Since drupa 2008, finding new food-friendly packaging inks and coatings has become more of a priority among printers and converters as well as their brand-owner customers. Even long-accepted standards and products are being called into question by a steady stream of studies and news reports detailing the migration of chemicals used for packaging into the food and ultimately, consumers.
Some food packaging print/converters find themselves dealing with issues that didn’t directly impact them before. Veteran providers are employing new products and technologies to comply with stringent global governmental regulations and standards, as well as additional demands from food marketers.
At drupa Stand 3A50, all parties will find valuable, actionable solutions to help them navigate these challenges. Under the Visual Communication Technology umbrella, SAKATA INX Group - including INX International Ink Co. and INX Digital International - are highlighting a range of Low Migration ink and coating products for flexographic and offset production, flat sheet metal decorating and sheetfed folding carton food packaging, among others. SAKATA INX Group specialists will be on hand to answer questions and provide additional details.
SAKATA INX visitors can also take with them a copy of “Low Migration Inks in Packaging,” a brief yet comprehensive action guide to help food package providers deal with a myriad of challenges they face today. Fresh off the press, it clearly summarizes the latest, most relevant regulations and standards - including FDA (U.S. Food and Drug Administration) requirements for the U.S., Canada and Europe - plus packaging supply chain links and responsibilities, and practical recommendations for print-production processes.
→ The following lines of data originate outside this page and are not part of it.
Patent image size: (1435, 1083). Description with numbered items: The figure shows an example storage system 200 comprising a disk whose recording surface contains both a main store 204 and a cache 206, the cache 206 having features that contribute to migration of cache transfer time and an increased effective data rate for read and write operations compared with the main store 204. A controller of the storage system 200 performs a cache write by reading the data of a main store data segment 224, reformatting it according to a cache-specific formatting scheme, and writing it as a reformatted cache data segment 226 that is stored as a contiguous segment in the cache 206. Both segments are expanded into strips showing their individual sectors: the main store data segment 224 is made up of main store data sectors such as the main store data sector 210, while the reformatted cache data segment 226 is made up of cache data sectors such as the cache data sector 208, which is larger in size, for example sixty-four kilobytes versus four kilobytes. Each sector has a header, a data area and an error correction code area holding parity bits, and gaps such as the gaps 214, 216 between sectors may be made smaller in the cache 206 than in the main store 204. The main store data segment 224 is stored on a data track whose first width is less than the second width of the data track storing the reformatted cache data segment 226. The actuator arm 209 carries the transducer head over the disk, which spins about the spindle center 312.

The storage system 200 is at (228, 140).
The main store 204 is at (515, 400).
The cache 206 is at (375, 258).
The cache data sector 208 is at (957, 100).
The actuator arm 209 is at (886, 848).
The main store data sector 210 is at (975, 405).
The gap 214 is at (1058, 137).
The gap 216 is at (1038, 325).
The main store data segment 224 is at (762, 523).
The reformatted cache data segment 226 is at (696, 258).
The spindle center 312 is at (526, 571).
“Due to our global presence and long-term relationships with food marketers and package printers, we have been intimately involved with all aspects of emerging food packaging challenges,” observed Chris Bonk, vice president and sheetfed director for INX International.
“There is no question that, during recent years, the focus on packaging has turned noticeably inward. While exterior package ink and coating properties such as brand color fidelity, gloss, rub and chemical resistance remain key concerns, issues involving chemical migration have dominated the dialogue. Indirect as well as direct food contact packaging is under the microscope. Every step in the process is being scrutinized, from selection of raw materials for inks to print-production additives such as adhesion promoters and foam suppressors.”
In addition to covering these areas, Mr. Bonk notes the “Low Migration Inks in Packaging” guide also includes a glossary of relevant abbreviations and definitions, a simple yet highly helpful tool for easily interpreting regulations, special precautions and recommendations.
Mr. Bonk points out while government regulations and industry standards protect the food consuming public, these requirements along with publicity regarding this issue have catalyzed development of advanced package printing products. A number of SAKATA INX Group’s Low Migration ink and coating options are being showcased at drupa, including:
• High performance EcoTech LM sheetfed folding carton inks.
• Energy Curable Low Migration flexographic and offset inks.
• UV Hybrid Low Migration inks for flat sheet metal decorating.
• Oil-resistant gas barrier coating material for food packaging.
• Energy Curable Low Migration coatings.
“INX offerings meet the most stringent standards,” Mr. Bonk said. “For example, EcoTech™ Low Migration sheetfed process color inks are specifically designed for indirect food contact folding carton applications. The EcoTech LM system is formulated without mineral oil, is cobalt-free and has minimal residual odor. These inks comply with the Nestle Guidance Note on Packaging Inks and conform to U.S. and European food packaging guidelines for outer printing. They also meet ISO 2846-1 standards and are suitable to GRACoL G7 certification.”
Mr. Bonk indicated that low odor is a key INX criterion when selecting raw materials, in order to avoid unwanted transfer to the packaging while also avoiding potential health hazards due to chemicals from the graphic process.
“We recommend that Low Migration ink testing be performed under actual press conditions,” he cautioned. “This will ensure that a given ink not only meets the single specific migration limit of individual components, but an overall migration limit on all components as well. Of course, it must also comply with brand owner specifications.”
Bonk further suggests that brand owners, printers and converters spell out and publish their respective migration protocols, as Nestle has with its Guidance procedures.
“As global Low Migration issues continue to evolve, food marketers and packaging providers can look to INX for up-to-date information and assistance, including more ink and coating products which fully comply with requirements and safely meet consumer needs.”